I grew up in Kivu, a region of conflict and disaster in the eastern Democratic Republic of the Congo, where human rage and nature’s fury meet for killing and destruction. I was 16 years old when the First Congo War began in 1996. The main event that triggered it was the Rwandan genocide in 1994, after which some parties involved in that act crossed the Congo–Rwanda border to fight in the eastern Congolese territory, drawing in the Congolese government and rebels.

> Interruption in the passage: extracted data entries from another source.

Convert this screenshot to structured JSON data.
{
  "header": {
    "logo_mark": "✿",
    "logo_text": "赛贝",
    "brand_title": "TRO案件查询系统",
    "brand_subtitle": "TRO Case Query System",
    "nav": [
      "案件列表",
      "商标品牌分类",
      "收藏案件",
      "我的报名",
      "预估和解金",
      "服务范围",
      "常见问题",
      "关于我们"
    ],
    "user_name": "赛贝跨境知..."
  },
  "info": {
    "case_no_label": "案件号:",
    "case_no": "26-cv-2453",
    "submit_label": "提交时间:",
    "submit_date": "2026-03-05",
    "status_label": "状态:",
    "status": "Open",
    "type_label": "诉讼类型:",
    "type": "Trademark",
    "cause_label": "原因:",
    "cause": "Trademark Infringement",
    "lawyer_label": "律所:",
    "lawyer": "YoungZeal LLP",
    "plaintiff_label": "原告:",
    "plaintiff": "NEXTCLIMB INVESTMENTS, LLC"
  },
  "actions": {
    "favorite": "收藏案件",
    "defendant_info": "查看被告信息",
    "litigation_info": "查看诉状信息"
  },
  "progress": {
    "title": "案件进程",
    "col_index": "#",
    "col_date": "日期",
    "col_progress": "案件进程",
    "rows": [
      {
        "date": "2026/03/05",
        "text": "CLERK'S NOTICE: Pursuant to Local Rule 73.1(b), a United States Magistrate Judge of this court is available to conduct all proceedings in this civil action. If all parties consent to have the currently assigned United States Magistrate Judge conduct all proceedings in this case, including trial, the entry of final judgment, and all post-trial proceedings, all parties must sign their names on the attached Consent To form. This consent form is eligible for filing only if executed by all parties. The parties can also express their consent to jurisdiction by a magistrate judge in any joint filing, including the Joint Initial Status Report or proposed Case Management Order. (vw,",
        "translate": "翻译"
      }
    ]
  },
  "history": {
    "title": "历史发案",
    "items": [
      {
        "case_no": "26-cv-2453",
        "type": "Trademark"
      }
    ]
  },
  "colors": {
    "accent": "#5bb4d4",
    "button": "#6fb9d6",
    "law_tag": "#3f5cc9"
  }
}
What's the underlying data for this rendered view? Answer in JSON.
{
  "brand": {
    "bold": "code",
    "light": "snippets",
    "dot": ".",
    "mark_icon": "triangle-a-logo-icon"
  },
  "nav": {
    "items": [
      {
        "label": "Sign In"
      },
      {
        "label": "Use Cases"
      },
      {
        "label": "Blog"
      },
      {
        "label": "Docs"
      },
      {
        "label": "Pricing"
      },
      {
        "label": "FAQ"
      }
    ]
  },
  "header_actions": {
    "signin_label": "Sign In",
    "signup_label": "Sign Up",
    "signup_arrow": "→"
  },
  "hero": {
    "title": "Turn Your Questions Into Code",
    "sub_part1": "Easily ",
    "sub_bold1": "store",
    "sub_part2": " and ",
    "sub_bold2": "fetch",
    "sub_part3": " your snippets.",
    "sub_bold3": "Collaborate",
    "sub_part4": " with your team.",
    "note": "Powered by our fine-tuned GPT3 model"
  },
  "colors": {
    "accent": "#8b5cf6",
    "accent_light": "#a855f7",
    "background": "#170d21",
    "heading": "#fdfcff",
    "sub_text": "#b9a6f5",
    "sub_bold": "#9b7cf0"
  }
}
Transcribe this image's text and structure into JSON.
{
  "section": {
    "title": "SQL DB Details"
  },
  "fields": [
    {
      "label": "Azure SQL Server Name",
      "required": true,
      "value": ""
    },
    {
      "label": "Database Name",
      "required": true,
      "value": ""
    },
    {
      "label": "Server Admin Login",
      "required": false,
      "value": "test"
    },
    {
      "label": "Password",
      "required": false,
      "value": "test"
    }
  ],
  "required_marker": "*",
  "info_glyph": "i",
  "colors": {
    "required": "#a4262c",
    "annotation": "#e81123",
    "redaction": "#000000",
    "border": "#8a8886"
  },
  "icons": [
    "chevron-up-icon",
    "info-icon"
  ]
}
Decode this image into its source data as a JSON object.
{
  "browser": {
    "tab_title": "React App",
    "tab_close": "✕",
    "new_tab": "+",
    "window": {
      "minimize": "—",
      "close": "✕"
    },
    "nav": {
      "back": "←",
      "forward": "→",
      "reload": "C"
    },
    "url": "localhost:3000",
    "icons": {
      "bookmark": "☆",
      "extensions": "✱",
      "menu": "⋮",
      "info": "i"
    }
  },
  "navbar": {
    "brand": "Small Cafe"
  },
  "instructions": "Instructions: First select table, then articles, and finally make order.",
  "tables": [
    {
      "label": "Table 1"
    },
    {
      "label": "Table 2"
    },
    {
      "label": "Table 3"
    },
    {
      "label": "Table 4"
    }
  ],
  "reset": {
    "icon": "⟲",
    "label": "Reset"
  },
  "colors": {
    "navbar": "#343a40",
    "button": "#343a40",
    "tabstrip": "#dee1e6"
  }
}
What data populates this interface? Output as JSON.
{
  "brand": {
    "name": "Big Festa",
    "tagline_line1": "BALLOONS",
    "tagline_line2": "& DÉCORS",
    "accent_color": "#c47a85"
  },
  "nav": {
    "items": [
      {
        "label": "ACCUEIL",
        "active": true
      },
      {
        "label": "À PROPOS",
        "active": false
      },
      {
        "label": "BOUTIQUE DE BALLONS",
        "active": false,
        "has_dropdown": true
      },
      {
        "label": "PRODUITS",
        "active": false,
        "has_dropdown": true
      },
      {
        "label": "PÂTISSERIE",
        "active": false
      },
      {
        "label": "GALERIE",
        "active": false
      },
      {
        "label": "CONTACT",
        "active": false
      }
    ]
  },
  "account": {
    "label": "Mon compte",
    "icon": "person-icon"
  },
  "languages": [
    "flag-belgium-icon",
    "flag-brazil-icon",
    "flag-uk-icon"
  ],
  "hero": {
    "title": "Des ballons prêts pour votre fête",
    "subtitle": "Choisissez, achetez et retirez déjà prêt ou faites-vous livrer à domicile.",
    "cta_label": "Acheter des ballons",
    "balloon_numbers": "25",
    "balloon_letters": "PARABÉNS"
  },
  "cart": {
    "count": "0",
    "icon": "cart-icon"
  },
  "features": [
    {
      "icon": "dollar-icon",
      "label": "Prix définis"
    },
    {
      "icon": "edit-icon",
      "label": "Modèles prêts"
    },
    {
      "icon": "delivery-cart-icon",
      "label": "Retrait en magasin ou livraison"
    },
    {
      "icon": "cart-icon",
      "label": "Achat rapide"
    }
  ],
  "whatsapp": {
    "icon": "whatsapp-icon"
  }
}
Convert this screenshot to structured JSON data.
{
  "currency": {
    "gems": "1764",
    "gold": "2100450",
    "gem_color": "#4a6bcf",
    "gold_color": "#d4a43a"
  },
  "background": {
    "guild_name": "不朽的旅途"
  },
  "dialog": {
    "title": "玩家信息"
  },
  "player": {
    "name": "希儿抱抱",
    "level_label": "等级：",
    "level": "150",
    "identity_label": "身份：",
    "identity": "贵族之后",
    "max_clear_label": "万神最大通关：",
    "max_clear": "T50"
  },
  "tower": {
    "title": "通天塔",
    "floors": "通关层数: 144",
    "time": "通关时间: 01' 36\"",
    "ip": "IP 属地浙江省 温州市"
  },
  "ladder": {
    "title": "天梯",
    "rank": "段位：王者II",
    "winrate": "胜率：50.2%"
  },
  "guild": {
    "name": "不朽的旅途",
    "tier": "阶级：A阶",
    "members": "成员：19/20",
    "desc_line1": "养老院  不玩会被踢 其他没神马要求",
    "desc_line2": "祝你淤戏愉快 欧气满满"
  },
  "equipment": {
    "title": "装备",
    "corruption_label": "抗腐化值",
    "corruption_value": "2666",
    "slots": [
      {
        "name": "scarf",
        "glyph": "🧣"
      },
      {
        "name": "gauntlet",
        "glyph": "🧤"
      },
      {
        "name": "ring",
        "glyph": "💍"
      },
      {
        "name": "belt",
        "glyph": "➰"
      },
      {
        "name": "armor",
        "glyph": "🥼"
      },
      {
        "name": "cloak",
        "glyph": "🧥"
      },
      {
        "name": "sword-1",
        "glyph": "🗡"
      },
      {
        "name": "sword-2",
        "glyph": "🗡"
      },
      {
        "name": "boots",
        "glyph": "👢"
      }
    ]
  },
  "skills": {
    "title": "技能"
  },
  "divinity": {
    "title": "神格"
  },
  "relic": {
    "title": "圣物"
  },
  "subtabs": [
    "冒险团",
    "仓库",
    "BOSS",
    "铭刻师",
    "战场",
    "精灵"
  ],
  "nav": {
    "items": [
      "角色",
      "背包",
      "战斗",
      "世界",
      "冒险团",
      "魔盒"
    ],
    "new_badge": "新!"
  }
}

Nearly two million people living in and around Goma in Kivu are also exposed to threats from volcanoes. When Mount Nyiragongo, one of Africa’s most active and dangerous volcanoes that lies just west of the Rwandan border, erupted in 2002, more than 100 people were killed, 12,000–15,000 homes were destroyed and thousands escaped to the city of Bukavu, 120 kilometres from Nyiragongo. I volunteered there for a year to give displaced students free chemistry lessons. Over time, I developed a passion for addressing the safety concerns posed by volcanoes. In 2008, as soon as I finished my master’s degree in chemistry from the Higher Pedagogical Institute of Bukavu, a volcanic earthquake hit the Kivu region. Dozens were killed, and thousands lost homes. Since 2009, I have been working at the Goma Volcano Observatory in North Kivu, where instability reigns and gunshots can be heard clearly every day. I obtained a PhD in geochemistry from the University of Campania Luigi Vanvitelli in Caserta, Italy, in 2016.
I work in a multidisciplinary team that includes both local and foreign scientists and technicians. One of our biggest concerns is the armed parties that control our routes into the field — we hope that they will identify us as scientists who pose no threat to them.
Our car is white, with the observatory’s name painted in bright cyan on both sides — on seeing it, the idea is that these people know who we are and why we come. We try to stay close to the car. But unfortunately, there are times when we must go on foot to sites and we fear that we will encounter armed groups who don’t know about the nature of our work; in these cases we are at risk of suspicion and kidnapping.
Sometimes, without warning, armed groups can start fighting where I’m working. So my safety depends greatly on making sure I’m not in the wrong place at the wrong time. We have local collaborators in most of the villages. I call them in advance to work out the security situation where we are planning to drive, hike or work. Based on that information, we decide whether to go or not.
Field researchers in conflict areas shouldn’t feel overly reassured by encouraging security reports. Situations can shift rapidly, so constant caution must be exercised in the field. Researchers should pay attention to what is happening in surrounding areas and any oncoming vehicles or individuals they meet.
When there are considerable security concerns, such as at sites across Virunga National Park — a 7,800-square kilometre UNESCO World Heritage site that sits in North Kivu province and borders Rwanda and Uganda — we go with armed park rangers. Some of those rangers who accompanied me on my frequent trips were killed near our field sites while doing their jobs. One was killed taking a route that I frequently use. We cannot reach Mount Nyiragongo by road nowadays even with rangers because the route to the volcano is on the front line of the fighting. When necessary, we use a helicopter provided by the United Nations to get to places surrounded by armed groups.
Risk and responsibility
It is only a matter of time until Nyiragongo erupts again, seriously threatening millions of Congolese lives. As a volcano geochemist, I feel it is my responsibility to continue observing this hazard, whatever the other security risks. It’s the only way to issue warnings that help to prepare for upcoming eruptions long before they occur.
In addition to monitoring volcano activities, we collect water samples from nearby villages and monitor water quality, and its effects on human health. We concentrate on places where people need to be protected, where they use this water for drinking, cooking and farming. We inform the local authorities immediately when we find water polluted by volcanic gases, ash or lava. I do this work not only because I am passionate about it, but also because I worry about my family who live in Goma. Lake Kivu is affected by volcanic gases, which can pose a hazard to health. Few people understand the extent of the danger. And, for safety reasons, many people have fled combat zones to areas where the volcanic hazards are highest.
Doing fieldwork in highly polarized settings can be emotionally challenging. In particular, I struggle seeing people starving because they cannot cultivate their land or raise livestock owing to the violence. Also, it is incredibly difficult when I have to tell people not to eat vegetables because the food has probably been affected by the ash, small volcanic rocks called scoria or thin strands of volcanic glass called Pele’s hair. Rain and surface water are also affected by these volcanic materials, and I have to tell them that their water is not safe to drink.
Despite these hardships, the local people bravely continue to help and care for each other. This gives me strength to go on, hoping that the violence will end soon, which will allow us to continue our work to reduce the volcanic risks.
This interview has been edited for length and clarity.